Affirmant que les Pays-Bas disposent probablement de l'un des pourcentages les plus élevés de citoyens possédant des bitcoins dans le monde, Van der Meijde précise que la plupart des détenteurs de cryptos sont des spéculateurs qui parient sur l'augmentation de sa valeur. Ainsi, “très peu de gens l'utilisent réellement pour les transactions quotidiennes, car les systèmes de paiement bancaires courants fonctionnent très bien et il y a trop peu d'incitation à ne pas simplement les exploiter”, affirme-t-il dans un entretien à BAB.

Interrogé sur l’avenir de cette monnaie, l’expert néerlandais en Bitcoin évoque de brillantes perspectives, car les systèmes monétaires sont actuellement soumis à un “stress énorme”, notant que les banques centrales créent d'énormes quantités d'argent supplémentaires qui finiront par provoquer l'inflation. 

“Le bitcoin n’est qu’un simple code illusoire”

Mais pour d'autres, il ne faut pas trop s’emballer sur la question et prendre ses distances de la frénésie qui entoure le Bitcoin. Il faut surtout voir le revers de la médaille des cryptos. “Les cryptomonnaies ne sont, factuellement et juridiquement, rien. Elles sont créées, conservées et transférées uniquement grâce à des technologies cryptographiques”, explique Carlo Lombardini, avocat au barreau de Genève. 

Décrivant le Bitcoin comme étant “dangereux” dans le monde entier, ce professeur associé à l’Université de Lausanne suggère, dans un entretien à BAB, de protéger les particuliers persuadés de devenir riches très facilement grâce aux cryptos. 

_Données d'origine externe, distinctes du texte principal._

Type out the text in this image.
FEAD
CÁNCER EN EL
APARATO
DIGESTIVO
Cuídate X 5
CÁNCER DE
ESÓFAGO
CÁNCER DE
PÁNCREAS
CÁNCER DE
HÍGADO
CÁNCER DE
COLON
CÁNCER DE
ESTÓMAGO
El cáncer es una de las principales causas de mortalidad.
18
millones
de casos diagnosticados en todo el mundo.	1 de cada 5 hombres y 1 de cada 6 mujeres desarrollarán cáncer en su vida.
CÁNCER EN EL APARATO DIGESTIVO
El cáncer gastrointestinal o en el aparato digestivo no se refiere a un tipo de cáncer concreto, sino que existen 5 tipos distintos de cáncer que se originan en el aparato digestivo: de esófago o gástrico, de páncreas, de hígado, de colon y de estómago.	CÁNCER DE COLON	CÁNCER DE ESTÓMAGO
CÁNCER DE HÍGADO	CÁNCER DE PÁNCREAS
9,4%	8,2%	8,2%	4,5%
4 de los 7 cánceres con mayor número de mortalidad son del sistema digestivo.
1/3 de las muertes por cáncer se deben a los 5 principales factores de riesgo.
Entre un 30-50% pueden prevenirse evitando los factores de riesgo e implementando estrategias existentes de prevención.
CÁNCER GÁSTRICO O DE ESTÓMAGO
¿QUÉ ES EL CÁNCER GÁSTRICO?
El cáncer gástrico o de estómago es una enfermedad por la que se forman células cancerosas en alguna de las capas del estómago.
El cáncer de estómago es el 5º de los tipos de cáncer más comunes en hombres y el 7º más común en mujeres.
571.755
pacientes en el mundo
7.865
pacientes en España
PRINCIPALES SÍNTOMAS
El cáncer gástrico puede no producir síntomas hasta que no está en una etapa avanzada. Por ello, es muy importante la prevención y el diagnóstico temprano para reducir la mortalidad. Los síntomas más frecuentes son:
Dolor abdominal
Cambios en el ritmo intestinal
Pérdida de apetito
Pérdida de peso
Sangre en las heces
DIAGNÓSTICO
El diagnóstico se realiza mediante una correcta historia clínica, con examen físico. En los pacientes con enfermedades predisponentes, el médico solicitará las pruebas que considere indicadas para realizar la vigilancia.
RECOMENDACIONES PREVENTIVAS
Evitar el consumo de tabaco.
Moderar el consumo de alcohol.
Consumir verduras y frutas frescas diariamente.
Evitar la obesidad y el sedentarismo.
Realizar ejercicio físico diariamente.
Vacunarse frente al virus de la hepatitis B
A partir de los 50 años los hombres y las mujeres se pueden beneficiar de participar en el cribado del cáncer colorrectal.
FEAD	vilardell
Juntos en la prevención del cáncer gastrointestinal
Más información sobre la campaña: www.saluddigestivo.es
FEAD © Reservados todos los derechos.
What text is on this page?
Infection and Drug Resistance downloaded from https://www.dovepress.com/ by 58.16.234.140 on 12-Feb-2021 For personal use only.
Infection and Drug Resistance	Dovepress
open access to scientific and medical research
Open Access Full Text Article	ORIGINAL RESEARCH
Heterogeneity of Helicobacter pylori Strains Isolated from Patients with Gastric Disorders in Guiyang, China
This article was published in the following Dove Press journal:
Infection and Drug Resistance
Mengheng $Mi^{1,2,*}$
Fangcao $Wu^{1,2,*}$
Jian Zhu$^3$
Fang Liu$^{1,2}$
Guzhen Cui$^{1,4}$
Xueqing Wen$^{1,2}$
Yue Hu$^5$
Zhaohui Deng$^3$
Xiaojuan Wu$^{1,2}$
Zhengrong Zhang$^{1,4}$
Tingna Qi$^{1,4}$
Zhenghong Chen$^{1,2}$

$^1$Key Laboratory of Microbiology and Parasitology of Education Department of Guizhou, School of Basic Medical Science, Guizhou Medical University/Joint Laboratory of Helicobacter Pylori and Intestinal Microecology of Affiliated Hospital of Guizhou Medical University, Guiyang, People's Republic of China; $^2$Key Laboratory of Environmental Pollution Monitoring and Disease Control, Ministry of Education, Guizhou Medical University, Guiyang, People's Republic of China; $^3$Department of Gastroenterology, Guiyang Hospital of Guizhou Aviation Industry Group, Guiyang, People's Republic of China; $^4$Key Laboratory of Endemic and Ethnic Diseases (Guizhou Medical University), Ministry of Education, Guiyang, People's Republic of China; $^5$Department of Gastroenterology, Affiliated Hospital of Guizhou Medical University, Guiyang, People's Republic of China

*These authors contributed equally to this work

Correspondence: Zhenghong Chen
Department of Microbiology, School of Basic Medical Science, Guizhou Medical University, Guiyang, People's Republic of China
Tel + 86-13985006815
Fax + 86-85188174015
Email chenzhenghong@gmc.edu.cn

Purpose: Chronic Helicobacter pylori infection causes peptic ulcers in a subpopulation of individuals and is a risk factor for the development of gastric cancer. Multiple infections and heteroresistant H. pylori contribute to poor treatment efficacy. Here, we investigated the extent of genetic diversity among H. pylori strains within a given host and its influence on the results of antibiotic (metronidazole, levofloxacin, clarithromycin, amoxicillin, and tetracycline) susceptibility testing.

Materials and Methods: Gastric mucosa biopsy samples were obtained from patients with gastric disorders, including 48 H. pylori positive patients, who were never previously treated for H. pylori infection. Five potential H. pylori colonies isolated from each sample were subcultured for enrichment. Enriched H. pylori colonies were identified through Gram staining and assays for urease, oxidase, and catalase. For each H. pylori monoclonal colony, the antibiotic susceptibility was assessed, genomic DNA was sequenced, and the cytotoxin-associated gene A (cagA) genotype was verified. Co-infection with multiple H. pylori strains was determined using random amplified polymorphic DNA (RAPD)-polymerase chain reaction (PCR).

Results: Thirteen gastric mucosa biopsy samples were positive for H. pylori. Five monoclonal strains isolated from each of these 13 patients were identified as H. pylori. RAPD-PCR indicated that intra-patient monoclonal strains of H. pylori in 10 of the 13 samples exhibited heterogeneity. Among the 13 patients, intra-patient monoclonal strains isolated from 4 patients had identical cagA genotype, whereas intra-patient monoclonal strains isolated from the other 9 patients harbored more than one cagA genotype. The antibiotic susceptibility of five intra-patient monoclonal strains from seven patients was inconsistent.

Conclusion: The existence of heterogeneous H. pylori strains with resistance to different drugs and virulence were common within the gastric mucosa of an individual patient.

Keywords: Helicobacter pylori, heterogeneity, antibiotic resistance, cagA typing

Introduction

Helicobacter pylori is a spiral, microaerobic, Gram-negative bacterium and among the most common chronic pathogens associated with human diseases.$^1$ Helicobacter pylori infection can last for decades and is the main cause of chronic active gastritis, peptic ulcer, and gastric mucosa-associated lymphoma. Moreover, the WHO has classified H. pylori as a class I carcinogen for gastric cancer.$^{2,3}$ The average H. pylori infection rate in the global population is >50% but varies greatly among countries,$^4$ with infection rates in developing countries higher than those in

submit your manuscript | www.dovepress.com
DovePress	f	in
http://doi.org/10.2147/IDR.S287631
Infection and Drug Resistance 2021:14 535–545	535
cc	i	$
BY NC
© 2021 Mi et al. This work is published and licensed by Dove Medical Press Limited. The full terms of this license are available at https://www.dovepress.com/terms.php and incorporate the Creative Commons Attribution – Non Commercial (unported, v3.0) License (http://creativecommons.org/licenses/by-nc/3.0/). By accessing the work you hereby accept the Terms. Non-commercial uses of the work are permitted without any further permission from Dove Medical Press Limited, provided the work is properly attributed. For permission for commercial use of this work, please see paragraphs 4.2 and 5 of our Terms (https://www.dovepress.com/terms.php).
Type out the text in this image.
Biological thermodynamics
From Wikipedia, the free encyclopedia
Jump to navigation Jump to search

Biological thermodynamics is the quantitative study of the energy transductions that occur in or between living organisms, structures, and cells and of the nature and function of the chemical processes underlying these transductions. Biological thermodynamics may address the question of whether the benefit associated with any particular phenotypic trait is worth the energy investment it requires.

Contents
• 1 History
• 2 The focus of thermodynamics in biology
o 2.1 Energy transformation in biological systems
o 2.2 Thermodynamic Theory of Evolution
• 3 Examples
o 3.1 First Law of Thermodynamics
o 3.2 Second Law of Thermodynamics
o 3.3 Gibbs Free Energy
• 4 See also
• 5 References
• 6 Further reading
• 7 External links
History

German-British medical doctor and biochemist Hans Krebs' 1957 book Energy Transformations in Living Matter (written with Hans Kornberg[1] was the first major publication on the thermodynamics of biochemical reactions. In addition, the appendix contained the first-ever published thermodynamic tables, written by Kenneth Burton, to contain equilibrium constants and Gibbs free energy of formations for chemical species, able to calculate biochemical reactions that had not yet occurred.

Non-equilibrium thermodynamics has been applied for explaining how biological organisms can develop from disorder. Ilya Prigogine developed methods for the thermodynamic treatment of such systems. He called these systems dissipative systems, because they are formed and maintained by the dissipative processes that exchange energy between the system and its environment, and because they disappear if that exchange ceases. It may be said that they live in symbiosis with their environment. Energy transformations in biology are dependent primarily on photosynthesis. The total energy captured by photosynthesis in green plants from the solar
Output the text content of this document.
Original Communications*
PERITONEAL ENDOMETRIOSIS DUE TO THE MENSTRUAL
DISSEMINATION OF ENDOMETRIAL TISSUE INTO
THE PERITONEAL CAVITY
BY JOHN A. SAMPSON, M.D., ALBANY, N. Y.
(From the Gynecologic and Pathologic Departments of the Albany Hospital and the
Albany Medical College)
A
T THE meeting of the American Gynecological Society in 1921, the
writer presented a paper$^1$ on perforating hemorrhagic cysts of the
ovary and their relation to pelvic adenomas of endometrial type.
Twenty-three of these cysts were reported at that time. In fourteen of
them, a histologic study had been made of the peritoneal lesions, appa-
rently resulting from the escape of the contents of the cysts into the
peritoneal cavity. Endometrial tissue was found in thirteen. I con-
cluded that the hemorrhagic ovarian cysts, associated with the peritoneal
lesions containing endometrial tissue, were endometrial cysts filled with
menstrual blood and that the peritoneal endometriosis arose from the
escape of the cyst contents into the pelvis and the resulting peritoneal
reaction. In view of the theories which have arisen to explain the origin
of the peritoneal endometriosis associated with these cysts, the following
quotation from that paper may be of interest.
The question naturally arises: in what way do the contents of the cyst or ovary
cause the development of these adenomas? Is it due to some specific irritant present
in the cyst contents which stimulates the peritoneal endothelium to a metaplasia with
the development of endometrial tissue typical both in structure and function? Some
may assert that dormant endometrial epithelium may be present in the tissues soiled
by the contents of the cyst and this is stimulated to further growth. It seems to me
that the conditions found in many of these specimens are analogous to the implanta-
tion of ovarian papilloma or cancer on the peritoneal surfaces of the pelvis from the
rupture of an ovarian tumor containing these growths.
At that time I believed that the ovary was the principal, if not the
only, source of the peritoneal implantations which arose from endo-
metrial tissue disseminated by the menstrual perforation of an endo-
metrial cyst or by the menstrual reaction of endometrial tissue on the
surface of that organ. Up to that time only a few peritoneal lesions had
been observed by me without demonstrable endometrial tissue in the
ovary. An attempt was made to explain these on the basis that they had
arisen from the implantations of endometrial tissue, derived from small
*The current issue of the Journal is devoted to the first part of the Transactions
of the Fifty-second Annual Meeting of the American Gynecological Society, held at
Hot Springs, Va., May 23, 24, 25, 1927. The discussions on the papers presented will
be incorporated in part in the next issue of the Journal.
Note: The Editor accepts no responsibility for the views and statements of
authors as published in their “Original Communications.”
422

Selon cet auteur de plusieurs livres en droit bancaire, les autorités devraient dans tous les cas établir une cartographie de ce qui se passe et exposer clairement aux particuliers les risques réels qu’ils courent en se dessaisissant de leur fonds contre “un rien”.

“L’État ne peut rester indifférent à un phénomène qui suscite un engouement irrationnel, souvent alimenté sans esprit critique par les médias et dont le résultat est que le citoyen, ignorant les risques qu’il encourt, se sépare de ses économies pour acquérir un code informatique totalement inutile, hormis s’il arrive à la revendre à quelqu’un d’autre”, défend-il. Interrogé à son tour sur l’avenir du Bitcoin, le juriste italo-suisse note qu’un défaut au niveau de la technologie cryptographique employée “ferait définitivement disparaître ce qui n’a été en réalité qu’une existence très évanescente”.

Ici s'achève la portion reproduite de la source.